Anarchisten aus aller Welt sind am Mittwoch in den Berner Jura gepilgert. Bis Sonntag findet in St. Immer ein internationales Treffen von Libertären statt. Die Veranstalter rechnen mit rund 3000 Teilnehmern an den Workshops, Gesprächsrunden und Konzerten.
„Die Besucher kommen von allen Kontinenten ausser der Antarktis“, sagte Michel Nemitz vom autonomen Kulturzentrum Espace Noir in St. Immer vor den Medien. Dass das Treffen ausgerechnet in der 4800-Seelen-Gemeinde stattfindet, ist indes kein Zufall.
„St. Immer ist ein historischer Ort für die Anarchisten der ganzen Welt“ sagte Nemitz. Vor 140 Jahren nämlich fand in einem Gasthof in der Region eine Anarchisten-Zusammenkunft statt, aus der die erste anti-autoritäre Internationale hervorging.

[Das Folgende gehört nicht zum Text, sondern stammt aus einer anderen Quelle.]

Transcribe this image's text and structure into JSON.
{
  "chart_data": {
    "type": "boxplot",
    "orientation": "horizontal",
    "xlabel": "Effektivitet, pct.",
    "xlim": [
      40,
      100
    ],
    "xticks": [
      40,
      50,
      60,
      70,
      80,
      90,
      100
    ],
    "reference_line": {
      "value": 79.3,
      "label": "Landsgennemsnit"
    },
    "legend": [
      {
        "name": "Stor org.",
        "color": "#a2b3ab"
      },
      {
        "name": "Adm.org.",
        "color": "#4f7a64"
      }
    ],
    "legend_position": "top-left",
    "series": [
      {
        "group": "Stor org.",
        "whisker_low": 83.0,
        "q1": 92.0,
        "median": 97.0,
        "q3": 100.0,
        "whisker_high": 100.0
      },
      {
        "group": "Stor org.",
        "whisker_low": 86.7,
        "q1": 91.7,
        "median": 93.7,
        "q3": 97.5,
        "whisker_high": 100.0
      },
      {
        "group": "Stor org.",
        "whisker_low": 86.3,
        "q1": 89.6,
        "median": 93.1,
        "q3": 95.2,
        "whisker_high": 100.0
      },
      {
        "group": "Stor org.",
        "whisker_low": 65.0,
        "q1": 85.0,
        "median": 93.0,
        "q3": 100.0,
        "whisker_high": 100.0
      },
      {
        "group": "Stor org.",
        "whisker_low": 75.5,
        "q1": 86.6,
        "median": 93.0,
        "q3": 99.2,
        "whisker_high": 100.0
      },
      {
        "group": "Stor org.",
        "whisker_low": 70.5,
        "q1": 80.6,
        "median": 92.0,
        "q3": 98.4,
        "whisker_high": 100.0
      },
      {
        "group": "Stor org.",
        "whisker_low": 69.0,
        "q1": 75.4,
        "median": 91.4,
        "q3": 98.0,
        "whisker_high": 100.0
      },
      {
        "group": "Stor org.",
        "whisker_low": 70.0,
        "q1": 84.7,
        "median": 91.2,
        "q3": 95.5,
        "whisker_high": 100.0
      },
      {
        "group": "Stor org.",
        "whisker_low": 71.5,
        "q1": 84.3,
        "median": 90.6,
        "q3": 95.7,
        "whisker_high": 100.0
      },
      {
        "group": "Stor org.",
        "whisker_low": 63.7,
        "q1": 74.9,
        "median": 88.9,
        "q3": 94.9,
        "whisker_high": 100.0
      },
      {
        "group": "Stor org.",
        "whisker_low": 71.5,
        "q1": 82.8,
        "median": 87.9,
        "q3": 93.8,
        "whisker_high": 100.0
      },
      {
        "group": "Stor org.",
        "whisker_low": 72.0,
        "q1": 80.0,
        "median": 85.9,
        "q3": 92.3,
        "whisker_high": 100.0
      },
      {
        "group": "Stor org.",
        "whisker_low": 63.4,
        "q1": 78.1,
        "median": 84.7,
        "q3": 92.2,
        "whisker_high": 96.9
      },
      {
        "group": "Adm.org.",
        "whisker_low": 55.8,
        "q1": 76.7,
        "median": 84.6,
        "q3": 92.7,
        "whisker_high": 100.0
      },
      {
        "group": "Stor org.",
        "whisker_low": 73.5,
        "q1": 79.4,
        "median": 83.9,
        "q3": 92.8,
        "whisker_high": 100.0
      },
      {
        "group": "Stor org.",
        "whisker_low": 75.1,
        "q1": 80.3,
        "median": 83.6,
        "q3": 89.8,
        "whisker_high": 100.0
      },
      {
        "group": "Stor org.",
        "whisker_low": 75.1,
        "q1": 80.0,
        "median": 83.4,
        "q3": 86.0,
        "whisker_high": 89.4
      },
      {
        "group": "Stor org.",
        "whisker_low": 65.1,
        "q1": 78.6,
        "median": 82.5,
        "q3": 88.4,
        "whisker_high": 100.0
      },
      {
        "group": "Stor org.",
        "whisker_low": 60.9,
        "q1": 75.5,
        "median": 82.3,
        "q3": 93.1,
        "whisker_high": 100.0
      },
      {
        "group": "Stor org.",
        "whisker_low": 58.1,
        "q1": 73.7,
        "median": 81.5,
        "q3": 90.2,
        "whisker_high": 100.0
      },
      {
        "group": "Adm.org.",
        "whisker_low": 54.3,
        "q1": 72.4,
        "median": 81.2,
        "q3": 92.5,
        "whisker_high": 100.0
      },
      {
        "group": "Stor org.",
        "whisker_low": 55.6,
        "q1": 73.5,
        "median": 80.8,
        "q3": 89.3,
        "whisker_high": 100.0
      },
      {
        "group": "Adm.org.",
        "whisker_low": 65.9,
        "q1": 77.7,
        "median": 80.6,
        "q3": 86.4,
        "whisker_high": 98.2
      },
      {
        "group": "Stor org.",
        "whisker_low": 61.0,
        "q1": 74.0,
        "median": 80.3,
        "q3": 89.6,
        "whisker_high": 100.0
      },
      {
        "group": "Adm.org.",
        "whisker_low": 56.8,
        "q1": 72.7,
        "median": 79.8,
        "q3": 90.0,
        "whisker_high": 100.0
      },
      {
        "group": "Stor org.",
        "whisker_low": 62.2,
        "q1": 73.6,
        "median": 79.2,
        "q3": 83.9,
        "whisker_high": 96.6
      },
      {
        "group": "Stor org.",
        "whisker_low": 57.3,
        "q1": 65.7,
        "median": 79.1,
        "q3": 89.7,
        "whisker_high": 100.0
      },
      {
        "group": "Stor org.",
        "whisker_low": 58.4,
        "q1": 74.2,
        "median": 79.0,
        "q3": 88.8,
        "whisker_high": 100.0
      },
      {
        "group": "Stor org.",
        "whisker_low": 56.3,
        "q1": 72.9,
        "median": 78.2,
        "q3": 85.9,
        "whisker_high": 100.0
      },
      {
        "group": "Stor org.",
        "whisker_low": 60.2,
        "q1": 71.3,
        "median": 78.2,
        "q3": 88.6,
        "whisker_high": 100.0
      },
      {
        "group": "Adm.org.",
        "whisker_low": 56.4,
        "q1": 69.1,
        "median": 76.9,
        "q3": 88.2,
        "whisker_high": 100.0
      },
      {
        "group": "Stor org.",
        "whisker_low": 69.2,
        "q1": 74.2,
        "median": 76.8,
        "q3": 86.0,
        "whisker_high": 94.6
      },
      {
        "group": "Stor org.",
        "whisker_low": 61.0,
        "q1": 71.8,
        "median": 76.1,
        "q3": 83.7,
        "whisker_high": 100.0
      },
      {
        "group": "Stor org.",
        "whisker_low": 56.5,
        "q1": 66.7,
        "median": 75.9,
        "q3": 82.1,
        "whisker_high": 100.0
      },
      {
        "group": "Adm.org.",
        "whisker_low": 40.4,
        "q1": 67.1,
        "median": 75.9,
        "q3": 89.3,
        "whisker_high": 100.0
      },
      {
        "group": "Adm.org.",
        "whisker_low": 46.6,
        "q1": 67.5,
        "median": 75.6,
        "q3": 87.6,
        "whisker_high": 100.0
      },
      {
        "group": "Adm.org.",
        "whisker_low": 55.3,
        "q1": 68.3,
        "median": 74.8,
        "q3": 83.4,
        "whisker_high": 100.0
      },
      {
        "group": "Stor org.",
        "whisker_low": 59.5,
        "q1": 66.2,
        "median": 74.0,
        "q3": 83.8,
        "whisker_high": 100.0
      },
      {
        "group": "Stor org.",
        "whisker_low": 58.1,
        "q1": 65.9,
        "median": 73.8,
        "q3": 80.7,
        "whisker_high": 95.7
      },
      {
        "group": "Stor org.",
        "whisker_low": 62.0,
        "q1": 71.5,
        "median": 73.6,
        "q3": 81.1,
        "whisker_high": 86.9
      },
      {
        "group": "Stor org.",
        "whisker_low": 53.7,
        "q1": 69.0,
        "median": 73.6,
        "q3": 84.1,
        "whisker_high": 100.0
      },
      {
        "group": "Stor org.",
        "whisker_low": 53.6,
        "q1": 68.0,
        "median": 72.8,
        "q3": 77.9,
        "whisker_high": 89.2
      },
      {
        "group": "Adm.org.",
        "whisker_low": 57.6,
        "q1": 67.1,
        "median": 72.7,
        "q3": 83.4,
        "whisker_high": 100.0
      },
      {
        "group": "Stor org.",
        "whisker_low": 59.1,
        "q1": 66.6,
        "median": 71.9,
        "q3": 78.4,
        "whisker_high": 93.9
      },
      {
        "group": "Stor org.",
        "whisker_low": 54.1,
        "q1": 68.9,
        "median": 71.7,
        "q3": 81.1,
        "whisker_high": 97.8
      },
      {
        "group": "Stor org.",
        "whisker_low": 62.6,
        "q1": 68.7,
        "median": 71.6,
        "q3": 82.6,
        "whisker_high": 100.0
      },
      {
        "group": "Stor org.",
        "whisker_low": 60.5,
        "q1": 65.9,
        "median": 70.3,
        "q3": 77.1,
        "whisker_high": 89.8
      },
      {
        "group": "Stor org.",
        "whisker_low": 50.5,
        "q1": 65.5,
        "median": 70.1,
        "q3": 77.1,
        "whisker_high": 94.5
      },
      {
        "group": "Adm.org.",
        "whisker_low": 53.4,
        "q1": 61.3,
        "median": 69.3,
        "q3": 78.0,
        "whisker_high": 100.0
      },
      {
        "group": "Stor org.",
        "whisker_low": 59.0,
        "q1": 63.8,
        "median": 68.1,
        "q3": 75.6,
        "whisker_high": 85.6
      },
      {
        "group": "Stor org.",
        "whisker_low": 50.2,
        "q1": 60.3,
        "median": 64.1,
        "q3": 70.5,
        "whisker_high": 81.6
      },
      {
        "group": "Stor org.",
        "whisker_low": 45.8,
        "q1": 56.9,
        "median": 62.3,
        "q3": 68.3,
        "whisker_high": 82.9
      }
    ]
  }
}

Mit von der Partie war damals auch der russische Revolutionär und Philosoph Michael Bakunin. Die anti-autoritäre Internationale war eine Reaktion zu der von Karl Marx initiierten Internationalen. Anarchisten kritisierten diese als autoritär.
Gegen Gewalt
Der fünftägige Kongress soll nun unter anderem die Möglichkeit bieten, eine Bilanz der anarchistischen Bewegung zu ziehen, wie Nemitz weiter sagte. Zudem wollten die Anarchisten die Kräfte der Unterdrückten gegen ihre Unterdrücker bündeln. „Aber Gewalt ist nicht unsere Sache“, sagte der Gewerkschafter Aristides Pedraza.
Für die Anarchisten reichten Kundgebungen auf der Strasse jedoch nicht aus, um die Gesellschaft zu verändern oder der Wirtschaftskrise zu trotzen. Vielmehr brauche es Raum für Widerstand und Solidarität wie etwa bei der Bewegung der sogenannten Empörten, sagte Pedraza.

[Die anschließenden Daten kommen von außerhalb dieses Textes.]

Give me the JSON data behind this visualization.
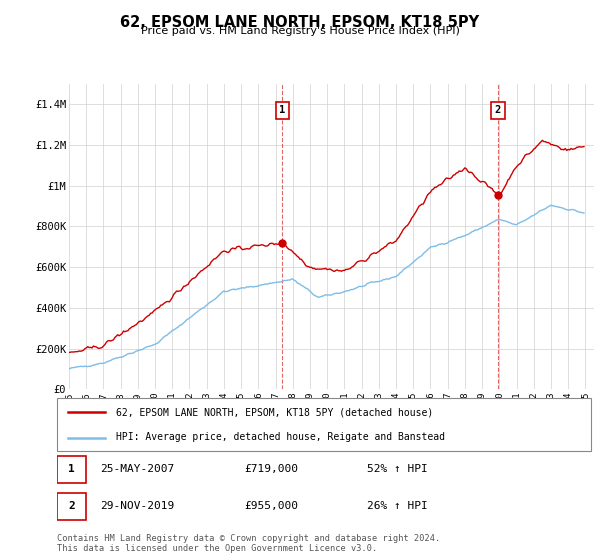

Die Veranstaltungen in St. Immer sind öffentlich. Auf dem Programm stehen etwa Konferenzen, Runde Tische, Ausstellungen, Film- und Theatervorführungen und eine Buchmesse. Zu den Gesprächsthemen gehören unter anderen die autonomen Kulturzentren, der zivile Ungehorsam, die Situation in Griechenland und die Schuldenkrise generell.
Grosses Medienecho
In St. Immer fallen die Anarchisten auf. Sie sind meist schwarz gekleidet und halten sich in Gruppen auf. Praktisch alle Altersklassen sind am Treffen vertreten.
Bei der Bergbahn zum Mont-Soleil treffen Wanderer und Libertäre aufeinander: Die einen wollen im Gebirge des Berner Juras wandern, die anderen wollen ein temporäres Zeltlager aufstellen. Die Stimmung erinnert teilweise an ein Open-Air.
Die massenweise Ankunft der Anarchisten dürfte ausserdem das Geschäft des lokalen Gewerbes ankurbeln. Derzeit bevölkern viele Libertäre die Terrassen der Gaststätten der Gemeinde. Für den Anlass steht überdies ein fünfsprachiger Kinderhort zur Verfügung.
Das anarchistische Treffen stösst ausserdem auf grosses Medieninteresse. Rund 70 Journalisten aus dem In- und Ausland haben sich für den Anlass akkreditiert.